Rheinisches Ärzteblatt

Heft 9/2022

Seite 24

Das Bundesverfassungsgericht hat dem Gesetzgeber aufgetragen, dafür zu sorgen, dass Menschen mit Behinderung nicht benachteiligt werden dürfen, wenn intensivmedizinische Ressourcen in einer Pandemie nicht mehr für alle ausreichen. Ein entsprechender Gesetzentwurf sorgt jetzt für Kritik vonseiten der Ärzteschaft. Intensivmediziner Professor Dr. Uwe Janssens über das ärztliche Selbstverständnis bei Behandlungen Schwerstkranker und die Schwierigkeit, die Ex-post-Triage kategorisch auszuschließen.

von Martin Bornemeier

Militärfahrzeuge in Kolonne transportieren Särge mit Coronatoten. Die Bilder aus dem italienischen Bergamo im Frühjahr 2020 wirken bis heute nach. Die Pandemie hatte Europa erreicht, die Krankenhäuser vor Ort waren mit dem Ansturm schwerkranker Patienten überfordert. Für die Deutsche Interdisziplinäre Vereinigung für Intensiv- und Notfallmedizin (DIVI) war das ein Grund, zusammen mit anderen Fachgesellschaften eine erste Version der Leitlinie zum Umgang mit Ressourcen-Knappheit während der Pandemie zu verfassen.

Professor Dr. Uwe Janssens ist Past-Präsident der DIVI und Chefarzt der Klinik für Innere Medizin und Internistische Intensivmedizin am St.-Antonius-Hospital Eschweiler. Als Mit-Autor der Leitlinie habe es ihn damals überrascht, dass Menschen mit Behinderung gegen die DIVI-Leitlinie Verfassungsbeschwerde erhoben, weil sie eine strukturelle Benachteiligung befürchteten.

„Wir als Verfasser hatten das Gegenteil im Sinn“, sagt Janssens im Gespräch mit dem Rheinischen Ärzteblatt. Kriterien wie das Alter eines Patienten oder eben auch eine Behinderung dürften niemals als einzige den Ausschlag geben, wenn es zu einer Priorisierung komme. In einem derart schwierigen und schmerzlichen Prozess wie der Triage gelte der Gleichheitsgrundsatz. Im Zentrum der DIVI-Leitlinie stehe deshalb die klinische Erfolgsaussicht, die über die Zuteilung knapper Ressourcen entscheide. Um diese zu beurteilen, müssten der Schweregrad der aktuellen Erkrankung, aber auch relevante schwere Begleiterkrankungen berücksichtigt werden. Daran entzündete sich letztlich die Kritik der Klägerinnen und Kläger vor dem Bundesverfassungsgericht. 

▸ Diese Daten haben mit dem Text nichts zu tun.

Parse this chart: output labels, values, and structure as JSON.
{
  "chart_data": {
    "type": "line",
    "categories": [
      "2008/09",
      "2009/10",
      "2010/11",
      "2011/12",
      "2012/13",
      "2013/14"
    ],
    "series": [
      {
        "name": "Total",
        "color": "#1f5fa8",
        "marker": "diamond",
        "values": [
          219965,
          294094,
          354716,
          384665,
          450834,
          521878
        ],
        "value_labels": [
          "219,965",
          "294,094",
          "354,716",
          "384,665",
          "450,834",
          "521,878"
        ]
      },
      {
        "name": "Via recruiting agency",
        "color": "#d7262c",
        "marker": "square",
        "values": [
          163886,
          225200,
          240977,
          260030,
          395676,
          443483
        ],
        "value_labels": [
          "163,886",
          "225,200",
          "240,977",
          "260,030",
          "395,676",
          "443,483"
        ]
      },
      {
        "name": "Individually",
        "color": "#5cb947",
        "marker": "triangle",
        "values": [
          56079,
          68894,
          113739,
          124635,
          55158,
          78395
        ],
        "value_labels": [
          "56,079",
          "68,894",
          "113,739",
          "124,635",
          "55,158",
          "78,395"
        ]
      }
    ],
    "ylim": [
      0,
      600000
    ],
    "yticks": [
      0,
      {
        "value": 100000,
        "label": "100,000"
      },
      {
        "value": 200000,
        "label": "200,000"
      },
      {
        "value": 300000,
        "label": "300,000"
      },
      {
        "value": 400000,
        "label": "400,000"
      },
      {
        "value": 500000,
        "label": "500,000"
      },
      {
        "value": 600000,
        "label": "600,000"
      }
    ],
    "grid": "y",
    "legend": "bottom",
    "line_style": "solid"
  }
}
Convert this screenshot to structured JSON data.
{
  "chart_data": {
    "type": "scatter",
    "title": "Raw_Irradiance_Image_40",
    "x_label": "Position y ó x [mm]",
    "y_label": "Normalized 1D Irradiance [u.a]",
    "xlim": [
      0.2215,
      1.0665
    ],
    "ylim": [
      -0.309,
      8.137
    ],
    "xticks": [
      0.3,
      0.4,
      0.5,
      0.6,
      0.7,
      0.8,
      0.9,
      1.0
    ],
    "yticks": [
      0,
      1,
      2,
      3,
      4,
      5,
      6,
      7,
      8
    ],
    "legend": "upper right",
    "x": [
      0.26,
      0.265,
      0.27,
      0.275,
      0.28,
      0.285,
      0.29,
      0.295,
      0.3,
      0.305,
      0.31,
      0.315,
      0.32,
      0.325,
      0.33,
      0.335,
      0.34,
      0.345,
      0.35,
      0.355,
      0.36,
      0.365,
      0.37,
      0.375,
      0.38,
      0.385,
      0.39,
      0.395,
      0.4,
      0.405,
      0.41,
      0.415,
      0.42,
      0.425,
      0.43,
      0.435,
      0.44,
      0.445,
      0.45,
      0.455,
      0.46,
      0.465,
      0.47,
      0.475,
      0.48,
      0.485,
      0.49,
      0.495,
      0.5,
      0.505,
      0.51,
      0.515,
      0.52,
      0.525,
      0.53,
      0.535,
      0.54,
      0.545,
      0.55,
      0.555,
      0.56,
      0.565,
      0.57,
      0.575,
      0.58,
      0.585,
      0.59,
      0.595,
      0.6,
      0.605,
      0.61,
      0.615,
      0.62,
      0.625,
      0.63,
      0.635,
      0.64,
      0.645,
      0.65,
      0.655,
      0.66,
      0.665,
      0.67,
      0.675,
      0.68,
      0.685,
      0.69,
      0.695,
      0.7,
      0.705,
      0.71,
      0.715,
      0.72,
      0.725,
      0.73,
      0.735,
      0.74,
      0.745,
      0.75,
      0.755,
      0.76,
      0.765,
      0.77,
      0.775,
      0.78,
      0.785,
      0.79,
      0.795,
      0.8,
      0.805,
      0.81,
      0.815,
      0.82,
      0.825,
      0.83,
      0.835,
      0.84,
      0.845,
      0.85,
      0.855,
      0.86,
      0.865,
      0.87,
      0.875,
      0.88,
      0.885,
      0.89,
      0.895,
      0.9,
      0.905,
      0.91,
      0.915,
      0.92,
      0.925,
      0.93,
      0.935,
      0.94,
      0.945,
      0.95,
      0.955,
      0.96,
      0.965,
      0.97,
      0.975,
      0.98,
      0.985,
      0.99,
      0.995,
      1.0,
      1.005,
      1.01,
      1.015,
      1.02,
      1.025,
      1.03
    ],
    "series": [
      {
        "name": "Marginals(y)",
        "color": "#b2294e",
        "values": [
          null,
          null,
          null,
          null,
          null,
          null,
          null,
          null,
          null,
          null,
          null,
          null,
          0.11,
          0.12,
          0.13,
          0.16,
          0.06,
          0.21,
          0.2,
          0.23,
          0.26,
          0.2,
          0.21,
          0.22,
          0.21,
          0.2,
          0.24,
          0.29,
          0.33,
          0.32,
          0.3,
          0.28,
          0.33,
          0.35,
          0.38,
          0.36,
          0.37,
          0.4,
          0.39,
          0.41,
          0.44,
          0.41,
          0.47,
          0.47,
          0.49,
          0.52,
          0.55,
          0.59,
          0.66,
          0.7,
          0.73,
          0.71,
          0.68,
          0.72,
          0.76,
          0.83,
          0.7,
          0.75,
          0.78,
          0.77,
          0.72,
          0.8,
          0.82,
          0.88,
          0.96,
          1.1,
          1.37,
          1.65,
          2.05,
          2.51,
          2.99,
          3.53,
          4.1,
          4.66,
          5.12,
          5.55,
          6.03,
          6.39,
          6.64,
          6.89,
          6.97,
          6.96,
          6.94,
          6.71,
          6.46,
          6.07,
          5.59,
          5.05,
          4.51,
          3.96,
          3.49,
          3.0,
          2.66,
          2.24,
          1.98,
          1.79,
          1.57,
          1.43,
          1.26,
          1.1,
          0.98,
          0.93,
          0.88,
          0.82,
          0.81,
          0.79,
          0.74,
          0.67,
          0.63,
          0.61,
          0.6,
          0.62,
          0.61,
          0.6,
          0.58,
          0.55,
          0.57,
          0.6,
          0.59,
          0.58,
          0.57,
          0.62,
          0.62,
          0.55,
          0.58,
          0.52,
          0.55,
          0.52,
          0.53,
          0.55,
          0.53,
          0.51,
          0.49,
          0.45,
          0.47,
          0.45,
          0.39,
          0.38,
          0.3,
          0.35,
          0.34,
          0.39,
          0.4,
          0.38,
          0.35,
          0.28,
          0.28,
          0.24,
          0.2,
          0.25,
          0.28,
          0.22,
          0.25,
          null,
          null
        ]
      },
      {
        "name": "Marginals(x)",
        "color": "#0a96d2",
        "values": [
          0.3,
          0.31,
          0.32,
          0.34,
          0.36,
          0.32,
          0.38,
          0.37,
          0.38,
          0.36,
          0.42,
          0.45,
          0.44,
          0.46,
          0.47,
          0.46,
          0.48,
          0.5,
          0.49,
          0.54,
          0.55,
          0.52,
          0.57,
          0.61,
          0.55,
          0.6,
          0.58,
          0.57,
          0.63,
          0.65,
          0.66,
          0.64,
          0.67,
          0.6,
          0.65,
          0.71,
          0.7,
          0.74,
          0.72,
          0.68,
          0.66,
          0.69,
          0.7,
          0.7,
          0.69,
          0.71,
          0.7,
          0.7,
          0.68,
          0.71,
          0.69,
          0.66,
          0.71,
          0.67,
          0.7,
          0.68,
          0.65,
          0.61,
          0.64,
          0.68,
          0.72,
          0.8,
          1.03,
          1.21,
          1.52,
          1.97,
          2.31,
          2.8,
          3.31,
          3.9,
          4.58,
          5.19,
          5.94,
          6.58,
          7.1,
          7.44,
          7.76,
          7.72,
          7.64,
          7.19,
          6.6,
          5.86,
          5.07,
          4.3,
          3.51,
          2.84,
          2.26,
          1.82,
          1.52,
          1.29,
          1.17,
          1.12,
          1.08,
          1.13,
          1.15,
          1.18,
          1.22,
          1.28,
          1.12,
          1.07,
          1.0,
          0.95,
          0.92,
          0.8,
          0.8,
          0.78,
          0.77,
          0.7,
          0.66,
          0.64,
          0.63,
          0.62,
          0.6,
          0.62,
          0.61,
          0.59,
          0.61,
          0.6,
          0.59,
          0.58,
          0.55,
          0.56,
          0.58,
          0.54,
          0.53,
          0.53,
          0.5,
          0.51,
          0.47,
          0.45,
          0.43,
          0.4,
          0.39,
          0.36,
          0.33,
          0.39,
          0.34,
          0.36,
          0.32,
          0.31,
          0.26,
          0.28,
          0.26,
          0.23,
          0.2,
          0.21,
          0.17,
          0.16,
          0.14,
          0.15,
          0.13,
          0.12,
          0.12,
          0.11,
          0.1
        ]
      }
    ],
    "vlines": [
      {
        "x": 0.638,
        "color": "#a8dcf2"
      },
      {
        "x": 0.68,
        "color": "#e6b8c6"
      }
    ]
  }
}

Bisher kam es nicht zur Triage

Janssens betont, dass es in Deutschland während der Pandemie nie zu einer echten Triage-Situation gekommen sei. Mit rechtzeitigen Verlegungen von Patienten in andere Regionen habe man Auslastungsspitzen bislang verlässlich abfangen können. Die patientenzentrierte Therapiezielfindung sei in deutschen Kliniken dagegen Alltag. In der Notaufnahme müssten die Mitarbeiterinnen und Mitarbeiter auch ohne Druck durch fehlende Ressourcen täglich entscheiden, welchen Patienten so schnell wie möglich eine individuelle Behandlung ermöglicht werden müsse.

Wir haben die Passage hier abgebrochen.